Emha merupakan seorang santri jebolan Pondok Pesantren Gontor, Jawa Timur, meskipun secara resmi dia sendiri tidak sempat menuntaskan pendidikannya, sebab pada tahun ke 3 pembelajarannya dia nekad mengajak seluruh santri yang mukim di sana untuk bersama – sama melakukan demonstrasi menurunkan rezim Soeharto, walhasil beliau pun didepak oleh Pondok Pesantren Modern terbesar se – Jawa Timur tersebut.
kini Emha telah menjadi salah seorang ajengan ternama, Emha adalah sosok cendekiawan muslim dari jawa tengah yang barang tentu telah khatam, faham dan juga fasih dengan berbagai kajian Ushul Fiqh, kaidah Bulughal Marram, Nahwu Sharaf serta bermacam subtil keislaman yang rumit lainnya, namun Emha adalah seorang sosok yang selalu gelisah, dia tidak hanya melulu bergulung dengan dunia keagamaan semata, berbagai Kolom, Artikel dan kumpulan essai kebudayaan hasil buah pemikirannya tersebar luas di berbagai media lokal maupun nasional, Beliau pun produktif dalam melahirkan karya – karya Puisi, sebagai murid dari Penyair Sufi kenamaan Umbu Landu Paranggi, Emha tekun melahirkan beberapa karya antologi puisi, di antaranya adalah :
“M” Frustasi (1976),
Sajak-Sajak Sepanjang Jalan (1978),
Sajak-Sajak Cinta (1978),
Nyanyian Gelandangan (1982),
102 Untuk Tuhanku (1983),
Suluk Pesisiran (1989),
Lautan Jilbab (1989),
Seribu Masjid Satu Jumlahnya ( 1990),
Cahaya Maha Cahaya (1991),
Sesobek Buku Harian Indonesia (1993),
Abacadabra (1994),
Syair Amaul Husna (1994)
Beliau pun dikenal luas akrab dengan dunia kesenian, Emha aktif menggeluti ranah kesenian Drama/Seni Peran/Teater sebagai salah satu media dakwahnya di masyarakat.

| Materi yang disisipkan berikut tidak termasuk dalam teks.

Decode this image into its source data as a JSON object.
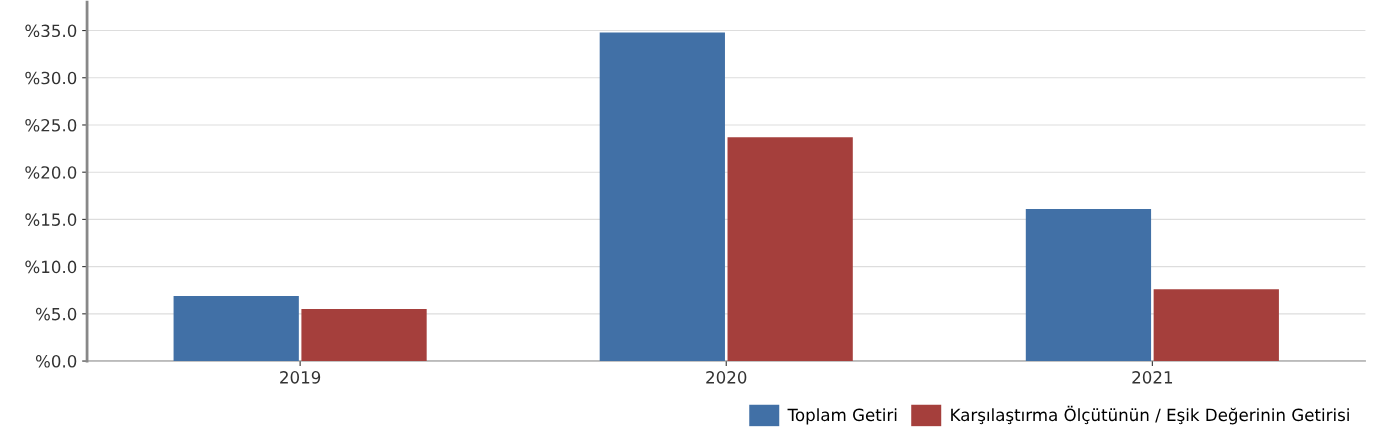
{
  "chart_data": {
    "type": "bar",
    "categories": [
      "2019",
      "2020",
      "2021"
    ],
    "series": [
      {
        "name": "Toplam Getiri",
        "color": "#4170a6",
        "values": [
          6.9,
          34.8,
          16.1
        ]
      },
      {
        "name": "Karşılaştırma Ölçütünün / Eşik Değerinin Getirisi",
        "color": "#a53f3c",
        "values": [
          5.5,
          23.7,
          7.6
        ]
      }
    ],
    "ylim": [
      0,
      38
    ],
    "yticks": [
      {
        "value": 0,
        "label": "%0.0"
      },
      {
        "value": 5,
        "label": "%5.0"
      },
      {
        "value": 10,
        "label": "%10.0"
      },
      {
        "value": 15,
        "label": "%15.0"
      },
      {
        "value": 20,
        "label": "%20.0"
      },
      {
        "value": 25,
        "label": "%25.0"
      },
      {
        "value": 30,
        "label": "%30.0"
      },
      {
        "value": 35,
        "label": "%35.0"
      }
    ],
    "grid": "y",
    "legend": "bottom right"
  }
}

Bersama Halim HD sebagai networker Teater Indonesia, Emha kerap mementaskan pertunjukan Teater yang menggabungkan ranah Estetika barat yang dipadu padankan bersama keintiman religiusitas Islam namun tetap saja akan terasa hadir sebuah nuansa “ Nyeleneh “ yang khas dari seorang Emha, beliau pun tak jarang dalam beberapa karya nya menampilkan corak corak sosial masyarakat yang terpinggirkan, beberapa karya Teater yang pernah di pentaskan oleh alumnus Teater Dinasti dan Teater Salahudin Pondok Pesantren Gontor, di antaranya adalah :
Geger Wong Ngoyak Macan (1989, tentang pemerintahan ‘Raja’ Soeharto),
Patung Kekasih (1989, tentang pengkultusan seorang kyai).
Keajaiban Lik Par (1980, tentang eksploitasi rakyat oleh berbagai institusi modern).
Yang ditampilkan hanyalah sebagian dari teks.